He threw the second shoe. She knew him to always try to suppress his violence and simply hurl hurtful words that could bring down anyone’s self-esteem instead. So, today she was surprised, and she found it a little funny. Maybe they would eventually get a divorce, it was best for everyone. Except for this boy, she sighed and tried to signal him with her eyes. She wished he could decipher her look which was supposed to mean,
“Don’t be stupid, you know he won’t take care of you. Come over to the other side”.

He looked at her and looked away. Everyone told her that her eyes were powerful, that they spoke volumes, that they were mysterious, and that they could read things in them. Everyone but her brother, of course. She sighed again. He was never the brightest bulb in the box.
She didn’t want her mother to apologize today, not for leaving the house without telling him. She hated it when she succumbed to his words, his dehumanizing act, his degrading actions. Her inability to explain tore at her heart and made her avow over and over that she would never get married. Everyone thought one form of abuse was greater than the other but she knew that it didn’t matter.

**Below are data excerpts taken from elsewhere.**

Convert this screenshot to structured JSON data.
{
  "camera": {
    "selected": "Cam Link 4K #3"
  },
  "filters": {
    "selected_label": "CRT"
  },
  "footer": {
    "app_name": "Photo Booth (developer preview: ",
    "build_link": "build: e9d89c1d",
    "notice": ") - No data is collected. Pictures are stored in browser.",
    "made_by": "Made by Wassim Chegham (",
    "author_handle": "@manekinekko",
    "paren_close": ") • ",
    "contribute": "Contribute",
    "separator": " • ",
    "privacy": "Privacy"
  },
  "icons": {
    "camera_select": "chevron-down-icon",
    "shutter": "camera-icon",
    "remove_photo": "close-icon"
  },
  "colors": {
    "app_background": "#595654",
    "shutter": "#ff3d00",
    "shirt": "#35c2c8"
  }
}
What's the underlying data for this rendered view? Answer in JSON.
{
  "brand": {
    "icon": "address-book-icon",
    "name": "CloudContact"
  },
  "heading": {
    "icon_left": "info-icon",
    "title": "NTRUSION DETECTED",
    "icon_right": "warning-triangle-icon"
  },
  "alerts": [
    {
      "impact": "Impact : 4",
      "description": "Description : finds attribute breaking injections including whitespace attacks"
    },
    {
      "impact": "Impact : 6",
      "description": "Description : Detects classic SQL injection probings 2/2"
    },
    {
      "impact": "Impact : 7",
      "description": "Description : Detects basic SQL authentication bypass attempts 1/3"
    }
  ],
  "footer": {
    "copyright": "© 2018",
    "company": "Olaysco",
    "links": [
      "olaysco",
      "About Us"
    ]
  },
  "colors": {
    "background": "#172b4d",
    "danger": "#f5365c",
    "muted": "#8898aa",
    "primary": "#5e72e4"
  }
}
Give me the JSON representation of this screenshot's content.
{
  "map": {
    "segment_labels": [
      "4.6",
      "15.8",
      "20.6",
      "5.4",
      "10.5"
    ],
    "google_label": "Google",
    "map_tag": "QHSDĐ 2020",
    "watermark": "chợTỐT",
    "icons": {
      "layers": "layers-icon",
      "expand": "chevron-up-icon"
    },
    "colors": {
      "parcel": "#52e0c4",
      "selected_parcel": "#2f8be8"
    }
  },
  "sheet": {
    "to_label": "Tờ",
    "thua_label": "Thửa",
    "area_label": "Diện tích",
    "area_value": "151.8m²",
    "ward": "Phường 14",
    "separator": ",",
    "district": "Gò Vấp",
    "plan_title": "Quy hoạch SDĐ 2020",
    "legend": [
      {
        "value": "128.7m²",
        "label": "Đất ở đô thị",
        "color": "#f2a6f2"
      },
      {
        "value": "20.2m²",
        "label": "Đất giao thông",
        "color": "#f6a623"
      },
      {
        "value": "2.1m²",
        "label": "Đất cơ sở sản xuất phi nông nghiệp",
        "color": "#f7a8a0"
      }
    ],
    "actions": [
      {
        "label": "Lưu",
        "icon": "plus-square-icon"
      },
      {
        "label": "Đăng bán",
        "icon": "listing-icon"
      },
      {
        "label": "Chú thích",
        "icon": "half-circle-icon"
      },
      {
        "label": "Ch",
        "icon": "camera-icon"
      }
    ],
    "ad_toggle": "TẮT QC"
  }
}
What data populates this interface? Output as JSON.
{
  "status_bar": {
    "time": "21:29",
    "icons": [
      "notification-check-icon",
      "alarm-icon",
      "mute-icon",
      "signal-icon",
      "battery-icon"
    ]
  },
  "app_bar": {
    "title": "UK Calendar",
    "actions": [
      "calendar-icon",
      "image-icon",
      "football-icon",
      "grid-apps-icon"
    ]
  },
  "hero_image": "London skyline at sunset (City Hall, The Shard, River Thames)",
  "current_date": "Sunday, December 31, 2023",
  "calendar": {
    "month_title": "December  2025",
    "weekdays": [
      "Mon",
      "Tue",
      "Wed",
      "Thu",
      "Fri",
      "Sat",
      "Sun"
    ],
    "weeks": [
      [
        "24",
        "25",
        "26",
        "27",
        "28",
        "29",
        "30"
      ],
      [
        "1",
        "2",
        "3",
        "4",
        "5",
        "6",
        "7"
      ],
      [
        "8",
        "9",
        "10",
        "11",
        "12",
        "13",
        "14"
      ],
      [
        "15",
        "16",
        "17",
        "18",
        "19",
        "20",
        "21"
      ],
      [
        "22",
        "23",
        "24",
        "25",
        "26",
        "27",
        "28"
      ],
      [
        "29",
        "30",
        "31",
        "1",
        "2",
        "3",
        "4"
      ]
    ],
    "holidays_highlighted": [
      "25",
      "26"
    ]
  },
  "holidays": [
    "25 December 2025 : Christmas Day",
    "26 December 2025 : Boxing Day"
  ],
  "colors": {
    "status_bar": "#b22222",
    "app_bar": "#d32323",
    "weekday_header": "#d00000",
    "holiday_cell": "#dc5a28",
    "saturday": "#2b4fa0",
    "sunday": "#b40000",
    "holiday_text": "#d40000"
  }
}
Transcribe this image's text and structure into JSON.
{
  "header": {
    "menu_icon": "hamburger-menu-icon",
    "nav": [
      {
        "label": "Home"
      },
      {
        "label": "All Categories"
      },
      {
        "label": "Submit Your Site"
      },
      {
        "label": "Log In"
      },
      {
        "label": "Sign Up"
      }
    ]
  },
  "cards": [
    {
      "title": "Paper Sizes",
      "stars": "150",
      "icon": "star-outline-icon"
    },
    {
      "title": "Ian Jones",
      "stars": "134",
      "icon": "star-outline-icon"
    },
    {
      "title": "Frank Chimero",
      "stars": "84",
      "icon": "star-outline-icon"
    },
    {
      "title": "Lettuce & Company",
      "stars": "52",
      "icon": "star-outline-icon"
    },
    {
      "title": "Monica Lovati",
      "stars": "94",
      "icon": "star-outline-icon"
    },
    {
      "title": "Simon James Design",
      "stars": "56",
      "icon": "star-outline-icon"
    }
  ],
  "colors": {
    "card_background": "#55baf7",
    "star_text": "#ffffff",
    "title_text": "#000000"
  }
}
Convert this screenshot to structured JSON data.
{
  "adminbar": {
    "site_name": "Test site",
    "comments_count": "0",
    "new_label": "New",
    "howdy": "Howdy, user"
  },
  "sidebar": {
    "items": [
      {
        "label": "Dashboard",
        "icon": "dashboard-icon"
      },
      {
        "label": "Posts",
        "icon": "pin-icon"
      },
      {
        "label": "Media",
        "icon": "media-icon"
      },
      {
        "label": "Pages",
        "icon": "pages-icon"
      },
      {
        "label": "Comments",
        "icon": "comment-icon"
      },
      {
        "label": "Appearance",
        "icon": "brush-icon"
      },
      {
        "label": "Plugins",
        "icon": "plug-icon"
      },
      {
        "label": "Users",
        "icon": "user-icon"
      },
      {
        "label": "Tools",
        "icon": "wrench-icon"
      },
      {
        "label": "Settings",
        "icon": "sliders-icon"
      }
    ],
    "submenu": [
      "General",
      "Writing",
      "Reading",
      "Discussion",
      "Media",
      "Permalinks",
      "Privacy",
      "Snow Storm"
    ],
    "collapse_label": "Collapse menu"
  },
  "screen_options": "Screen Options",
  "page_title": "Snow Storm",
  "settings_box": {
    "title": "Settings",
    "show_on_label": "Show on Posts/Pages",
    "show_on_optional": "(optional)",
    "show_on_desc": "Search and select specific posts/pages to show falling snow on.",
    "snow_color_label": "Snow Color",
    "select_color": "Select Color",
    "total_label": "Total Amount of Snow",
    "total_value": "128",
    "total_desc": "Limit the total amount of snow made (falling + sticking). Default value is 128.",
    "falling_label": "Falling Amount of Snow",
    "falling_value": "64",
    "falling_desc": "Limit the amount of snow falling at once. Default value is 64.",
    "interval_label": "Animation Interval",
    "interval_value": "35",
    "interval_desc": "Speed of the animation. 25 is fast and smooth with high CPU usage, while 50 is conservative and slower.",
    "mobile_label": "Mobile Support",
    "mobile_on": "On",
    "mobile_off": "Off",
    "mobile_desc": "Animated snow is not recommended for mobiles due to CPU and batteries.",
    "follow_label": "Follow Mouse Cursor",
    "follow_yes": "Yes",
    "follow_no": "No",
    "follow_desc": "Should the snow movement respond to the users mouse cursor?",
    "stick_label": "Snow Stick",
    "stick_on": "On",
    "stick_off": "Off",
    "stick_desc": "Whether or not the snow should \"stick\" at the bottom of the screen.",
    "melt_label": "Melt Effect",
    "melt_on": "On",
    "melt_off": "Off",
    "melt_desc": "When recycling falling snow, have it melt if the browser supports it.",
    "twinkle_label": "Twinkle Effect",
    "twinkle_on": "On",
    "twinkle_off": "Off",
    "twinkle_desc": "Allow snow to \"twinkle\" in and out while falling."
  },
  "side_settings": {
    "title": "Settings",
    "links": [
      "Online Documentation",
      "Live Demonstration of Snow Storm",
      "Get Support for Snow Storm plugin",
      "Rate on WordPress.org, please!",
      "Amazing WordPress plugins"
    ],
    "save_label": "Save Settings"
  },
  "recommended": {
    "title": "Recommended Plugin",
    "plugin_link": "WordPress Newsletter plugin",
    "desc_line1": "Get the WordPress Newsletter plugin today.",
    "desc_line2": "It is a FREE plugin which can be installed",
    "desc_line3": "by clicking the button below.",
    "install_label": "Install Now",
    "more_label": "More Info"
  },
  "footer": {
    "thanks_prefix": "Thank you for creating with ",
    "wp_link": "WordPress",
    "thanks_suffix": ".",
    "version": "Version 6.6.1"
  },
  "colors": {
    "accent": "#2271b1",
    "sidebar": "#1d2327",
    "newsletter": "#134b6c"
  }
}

She knew the kinds of insecurities and low self-esteem that she and her sisters lived with. She knew how hard they found it to trust, how paranoid they were around men. To think she once respected this man, that she once loved him. At least, that was what they told her. She had locked up that part of her memory. Alongside many other hurtful ones.
Finally, her mother looked up and she held her breath and she prayed with all her heart. Please don’t let her apologize. Please don’t let her apologize.
Her mother lowered herself to the ground, brought them all down with her, to their knees.
“I’m sorry. We are all sorry”
And the nightmare started all over again.

-Yéèè (yoruba)- Well, a scream..?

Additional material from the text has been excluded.